SELECT COUNT(*) FROM "posts"
=> 1

Destroying

Post.destroy_all

SELECT "posts".* FROM "posts"
DELETE FROM "posts" WHERE "posts"."id" = ?  [["id", 1]]

Just a sample

This is not an exhaustive list

Exit Rails Console

exit

Add a Column to Post

rails g migration AddCurrentSongToPosts current_song:string
class AddCurrentSongToPosts < ActiveRecord::Migration[5.1]
  def change
    add_column :posts, :current_song, :string
  end
end

Migrations support

rolling back schema

rails db:rollback

Create a Relationship

rails g model like post:references
class CreateLikes < ActiveRecord::Migration[5.1]
  def change
    create_table :likes do |t|
      t.references :post, foreign_key: true

      t.timestamps
    end
  end
end
  • Adds indexes for post_id

Complex Relationship

An author can publish many posts, and

a post can have many authors

Complex Relationship, cont.

rails g model author name:string email:string
class CreateAuthors < ActiveRecord::Migration[5.1]
  def change
    create_table :authors do |t|
      t.string :name
      t.string :email

      t.timestamps
    end
  end
end

Complex Relationship, cont.

rails g migration CreateJoinTableAuthorsPosts author post
class CreateJoinTableAuthorsPosts < ActiveRecord::Migration[5.1]
  def change
    create_join_table :authors, :posts do |t|
      # t.index [:author_id, :post_id]
      # t.index [:post_id, :author_id]
    end
  end
end

Even Complexerer

Sometimes the join tables are more complex

  • Give the concept a name, like Publications
  • Treat it like a model itself
  • Consider needing additional data, like a
    • primary_author boolean attribute
    • royalty_earned money attribute
  • Use Timestamps to know when changes happen

Quick detour into

Database Theory

ACID

A single DB can provide

  • Atomicity
  • Consistency
  • Isolation
  • Durability

CAP Theorem

In the event of a network failure,

a distributed DB must choose between

  • consistency
  • availability

BASE

Some distributed DBs prioritize availability.

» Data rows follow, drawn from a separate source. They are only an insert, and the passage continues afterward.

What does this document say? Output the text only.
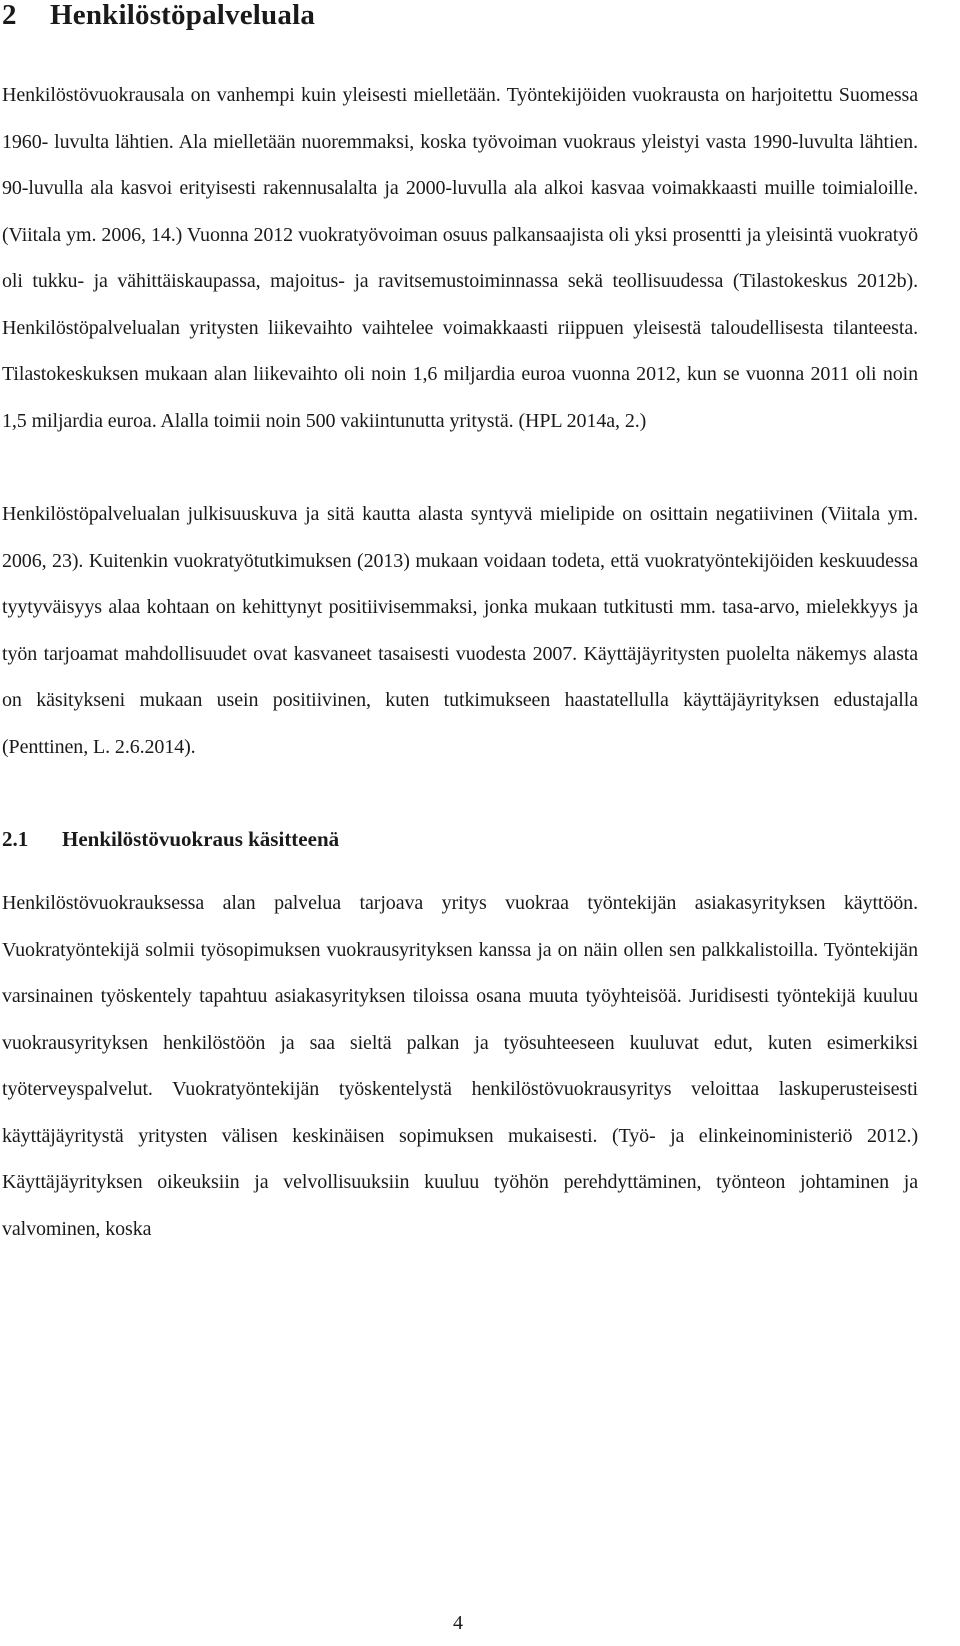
2 Henkilöstöpalveluala

Henkilöstövuokrausala on vanhempi kuin yleisesti mielletään. Työntekijöiden vuokrausta on harjoitettu Suomessa 1960- luvulta lähtien. Ala mielletään nuoremmaksi, koska työvoiman vuokraus yleistyi vasta 1990-luvulta lähtien. 90-luvulla ala kasvoi erityisesti rakennusalalta ja 2000-luvulla ala alkoi kasvaa voimakkaasti muille toimialoille. (Viitala ym. 2006, 14.) Vuonna 2012 vuokratyövoiman osuus palkansaajista oli yksi prosentti ja yleisintä vuokratyö oli tukku- ja vähittäiskaupassa, majoitus- ja ravitsemustoiminnassa sekä teollisuudessa (Tilastokeskus 2012b). Henkilöstöpalvelualan yritysten liikevaihto vaihtelee voimakkaasti riippuen yleisestä taloudellisesta tilanteesta. Tilastokeskuksen mukaan alan liikevaihto oli noin 1,6 miljardia euroa vuonna 2012, kun se vuonna 2011 oli noin 1,5 miljardia euroa. Alalla toimii noin 500 vakiintunutta yritystä. (HPL 2014a, 2.)

Henkilöstöpalvelualan julkisuuskuva ja sitä kautta alasta syntyvä mielipide on osittain negatiivinen (Viitala ym. 2006, 23). Kuitenkin vuokratyötutkimuksen (2013) mukaan voidaan todeta, että vuokratyöntekijöiden keskuudessa tyytyväisyys alaa kohtaan on kehittynyt positiivisemmaksi, jonka mukaan tutkitusti mm. tasa-arvo, mielekkyys ja työn tarjoamat mahdollisuudet ovat kasvaneet tasaisesti vuodesta 2007. Käyttäjäyritysten puolelta näkemys alasta on käsitykseni mukaan usein positiivinen, kuten tutkimukseen haastatellulla käyttäjäyrityksen edustajalla (Penttinen, L. 2.6.2014).

2.1 Henkilöstövuokraus käsitteenä

Henkilöstövuokrauksessa alan palvelua tarjoava yritys vuokraa työntekijän asiakasyrityksen käyttöön. Vuokratyöntekijä solmii työsopimuksen vuokrausyrityksen kanssa ja on näin ollen sen palkkalistoilla. Työntekijän varsinainen työskentely tapahtuu asiakasyrityksen tiloissa osana muuta työyhteisöä. Juridisesti työntekijä kuuluu vuokrausyrityksen henkilöstöön ja saa sieltä palkan ja työsuhteeseen kuuluvat edut, kuten esimerkiksi työterveyspalvelut. Vuokratyöntekijän työskentelystä henkilöstövuokrausyritys veloittaa laskuperusteisesti käyttäjäyritystä yritysten välisen keskinäisen sopimuksen mukaisesti. (Työ- ja elinkeinoministeriö 2012.) Käyttäjäyrityksen oikeuksiin ja velvollisuuksiin kuuluu työhön perehdyttäminen, työnteon johtaminen ja valvominen, koska

4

Eventually, all the data will be consistent.

  • Basically Available
  • Soft state
  • Eventual consistency

Other Topics

ORMs

support multiple databases through

DB Adapters

ORMS

generate queries on the fly, so

are slower than hard-coded queries

ORMs

inflate objects with

data from the DB, which

isn’t ideal for bulk work

Alternate SQL Library

like sequel for Ruby

might be more performant

N+1 Query Explosions

ORMS may lazily fetch data, resulting in

1,000+1 queries for

1,000 posts by 1 author

Primary Key

Key (like id) that uniquely identifies this record

No two records have the same primary key

Foreign Key

Key (like post_id) that uniquely identifies

some other row in a different table or in this table

Why reference a row in the same table?

To allow parent-child relationships

Indexes

Can speed up lookups, but

require extra space on disk and

slow down writes

Sanitization

Never trust user input

SQL injection can cause your DB to be hacked

Some ORMs may sanitize some data by default

Responsibility falls on you

to ensure data is sanitized

before entering your system

Permissions

Some users might only need read-only access

Review DB permissions to reduce risk of accidental

deletion or modification

Normalization

Removing duplication across tables

Normal Forms

Constraints

  • primary key
  • foreign key
  • not null
  • unique

Migrations

Changing the database schema as your needs change

Migrations, cont.

  • Migrating the database by hand is tricky
  • Need to be consistent
  • Need to do it across many machines (many developers)
  • Need to do it differently in different environments
    • PRD has multiple DBs whereas DEV has one local DB

Migrations, cont.

  • Take databases offline
    • Can make changes that would break your application
  • Keep databases online
    • Have to make sure old version of app works with new DB schema
    • Might have to make multiple deployments

Migrations, cont.

To keep the db online and rename a column:

  • First deploy
    • Duplicate column old_name to one called new_name
    • Add code that updates new_name as well as old_name

Migrations, cont.

  • Second deploy
    • Change all code references from old_name to new_name
    • Remove now-unused column old_name

Data integrity

Application-level integrity vs Database-level integrity

  • Database can enforce referential integrity
    • Post exists when creating a like
  • Application can enforce higher-level things
    • Only a person with specific permissions can modify this post

Locks

Adding a non-null column to a large table

can lock the table

and prevent reads or writes

Locks, cont.

To prevent a long table lock:

  • Add a column that allows null values
    • Table is only locked for a short time
  • Update each row to have a default value
    • This will lock each row for a short time
  • Update the column to not allow null values
    • Since each column already has a value, the lock is released quickly

Scaling

Scaling, cont.

  • Horizontal
    • Load balancing
    • Create a pool of nodes
    • Add more nodes to the pool
    • Sharding data across nodes

Scaling, cont.

Fault tolerance

If one node goes down,

another can still serve requests

Recovery

Make regular backups of databases

Recovery, cont.

Have a restore process

Try out the restore process

to make sure it works!

NoSQL DBs

Other topics to consider

  • Data Types
  • Views
  • Triggers
  • Full text search
  • Security

Other topics to consider, cont.

  • Stored Procedures
  • Reports/Analytics
  • Spatial extensions
  • Self-hosted vs Cloud-hosted

Drop Postgres table

dropdb dbs_and_devs_talk

Thanks!